In Agatha Christie’s Murder on the Orient Express, Hercule Poirot investigates the murder of Samuel Ratchett, who is stabbed during a three-day trip on the world-famous Orient Express. The only possible suspects are the other people in the same carriage, so in that sense, there’s a limited pool of suspects. But it’s a complex case, and it’s not easy for Poirot to solve. At one point, he is having a conversation with Princess Natalia Dragomiroff, who was in the same coach as the victim, and who is therefore possibly the killer. She says this:
‘I believe, Messieurs, in loyalty – to one’s friends and one’s family and one’s caste.’
And loyalty does turn out to be an important aspect of this case.
It’s an important quality, really. Marriages, friendships, business relationships, and a lot more are built on the concept of being loyal. Of course, like anything ese, loyalty can go too far. And some groups demand loyalty at a very high cost. Still, it’s a strong human characteristic, and it’s interesting to explore how it’s used in crime fiction.
For instance, in Christina Hoag’s Skin of Tattoos, we are introduced to Magdaleno ‘Mags’ Argueta. A member of a Los Angeles-based gang, the Cyco Lokos, he’s recently been released from prison where he served time on weapons charges. He was set up by another gang member and he knows that. But he’s done time to prove his loyalty to the gang. For Mags, the Cyco Lokos are family, and he wants to demonstrate his commitment to them. Once out of prison, though, Mags wants to ‘go straight.’ He’s hoping for a legitimate job, a decent place to live, maybe even a family. It’s going to be a challenge, though. For one thing, the gang doesn’t let people go easily. For another, it’s not easy to find an employer willing to take a chance on an ex-convict. Still, Mags is determined to try. Then, a series of events happens that draws Mags back to the gang and forces him to make some very difficult choices.
Another gang – this time a biker gang – features in Colin Conway’s Cozy Up trilogy. Beauregard ‘Beau’ Smith is a former ‘bookkeeper’ for a motorcycle gang, Satan’s Dawgs. His job was to deal with people that the club didn’t like, and he did his job well. When he was caught, he was offered membership in the US Witness Protection Program in exchange for working with the FBI and other police agencies to bring down the gang. Seeing no choice, he accepted, and now lives in hiding. In each of the three novels in this trilogy, he has a new location and a new identity. And in each novel, he gets involved in a murder investigation. But the Satan’s Dawgs group hasn’t forgiven him or forgotten about him. His breach of loyalty means that he will be killed, and very unpleasantly, if the Dawgs find him. This threat runs through the three novels. And it shows just how important unstinting loyalty is to groups like the Dawgs.

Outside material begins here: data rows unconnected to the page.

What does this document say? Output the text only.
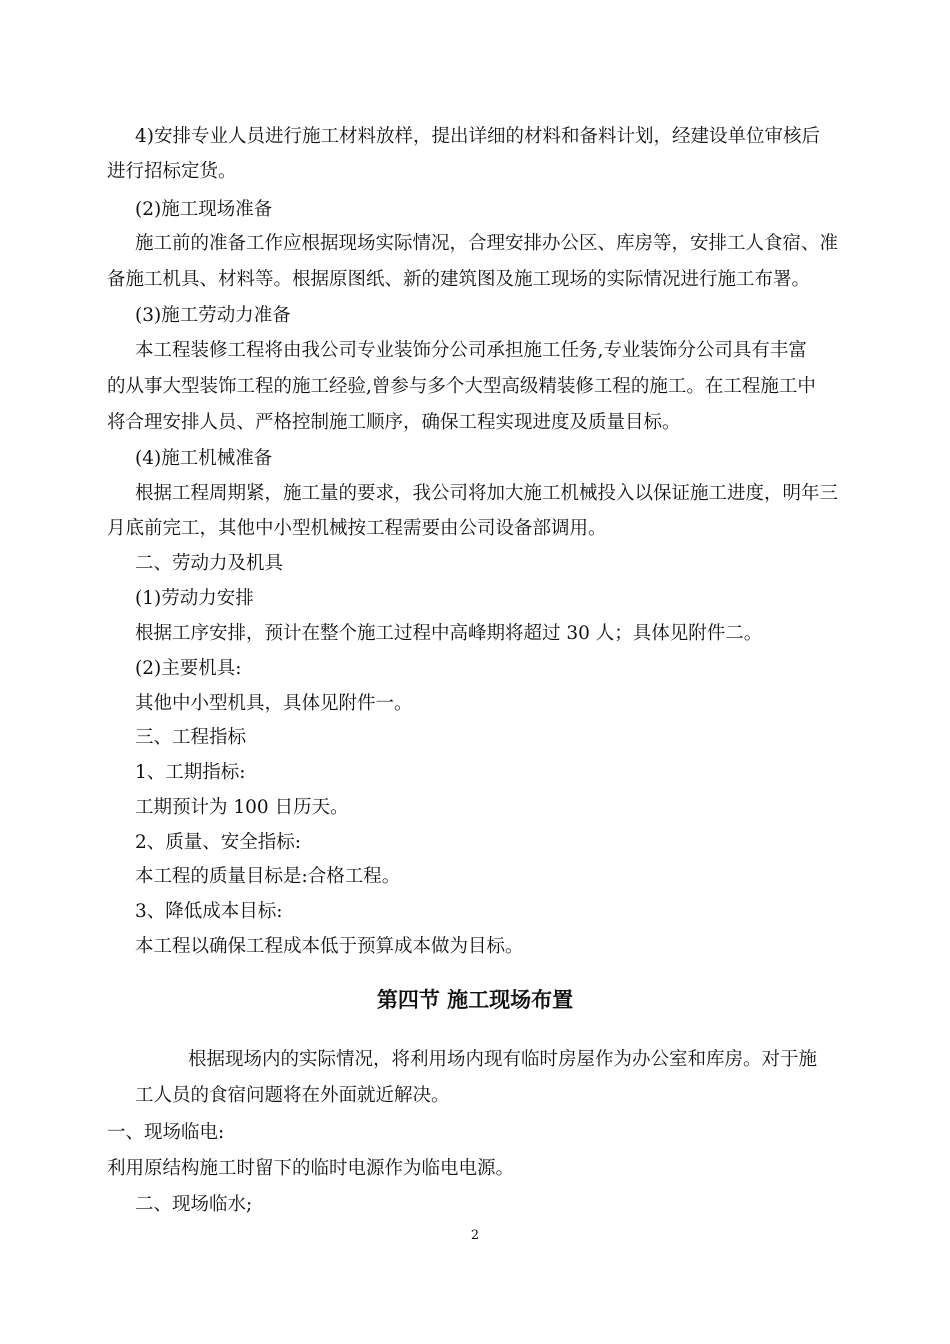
4)安排专业人员进行施工材料放样，提出详细的材料和备料计划，经建设单位审核后
进行招标定货。
(2)施工现场准备
施工前的准备工作应根据现场实际情况，合理安排办公区、库房等，安排工人食宿、准
备施工机具、材料等。根据原图纸、新的建筑图及施工现场的实际情况进行施工布署。
(3)施工劳动力准备
本工程装修工程将由我公司专业装饰分公司承担施工任务,专业装饰分公司具有丰富
的从事大型装饰工程的施工经验,曾参与多个大型高级精装修工程的施工。在工程施工中
将合理安排人员、严格控制施工顺序，确保工程实现进度及质量目标。
(4)施工机械准备
根据工程周期紧，施工量的要求，我公司将加大施工机械投入以保证施工进度，明年三
月底前完工，其他中小型机械按工程需要由公司设备部调用。
二、劳动力及机具
(1)劳动力安排
根据工序安排，预计在整个施工过程中高峰期将超过 30 人；具体见附件二。
(2)主要机具:
其他中小型机具，具体见附件一。
三、工程指标
1、工期指标:
工期预计为 100 日历天。
2、质量、安全指标:
本工程的质量目标是:合格工程。
3、降低成本目标:
本工程以确保工程成本低于预算成本做为目标。
第四节 施工现场布置
根据现场内的实际情况，将利用场内现有临时房屋作为办公室和库房。对于施
工人员的食宿问题将在外面就近解决。
一、现场临电:
利用原结构施工时留下的临时电源作为临电电源。
二、现场临水;
2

Cults and other, similar groups also demand that sort of absolute loyalty. In J.P. Pomare’ In the Clearing, for instance, we are introduced to fifteen-year-old Amy Smith-Atkins, who is a member of a cult run by her mother, Adrienne. She is expected to obey the Elders in the cult without question, and to be blindly loyal to the group. In one plot thread of the novel, Amy and other members of the group are sent out to ‘liberate’ another child from the world, and bring her to the cult. The new girl, called Asha, is taught what the group expects of her, but she remembers enough of her life that indoctrination is going to be difficult, and that will have real consequences. As we follow along, we see just how loyal everyone is expected to be, and how that impacts people. In another plot line, we are also introduced to forty-one-year-old Freya Heywood and her son, Billy. They live in an isolated house that’s well-protected, but Freya is still worried about keeping Billy safe. The novel is narrated from both Amy and Freya’s points of view, so we follow both of their lives. And in the end, we see how their stories are related.
Police officers are expected to be loyal to one another and protect one another. And there are any number of novels in which that loyalty is an important theme. For instance, Joseph Wambaugh’s The Choir Boys is the story of a group of nine LAPD officers who regularly gather at Los Angeles’ MacArthur Park to vent, to drink, and to enjoy the company of a couple of cocktail waitresses who sometimes join them. One night, there’s a shooting at the park, and an investigation. As the case goes on, we learn more about these cops. They all know each other’s weaknesses and secrets, and they protect each other. They’re willing to lie and more because of that loyalty.
And that’s the thing about loyalty. It can be a very good quality to have, although it has its dark side, too. And it’s interesting how people can be almost blindly loyal to a group, even if it isn’t a group of family members. These are just a few examples. Your turn.
*NOTE: The title of this post is a line from Leonard Bernstein and Stephen Sondheim’s Jet Song.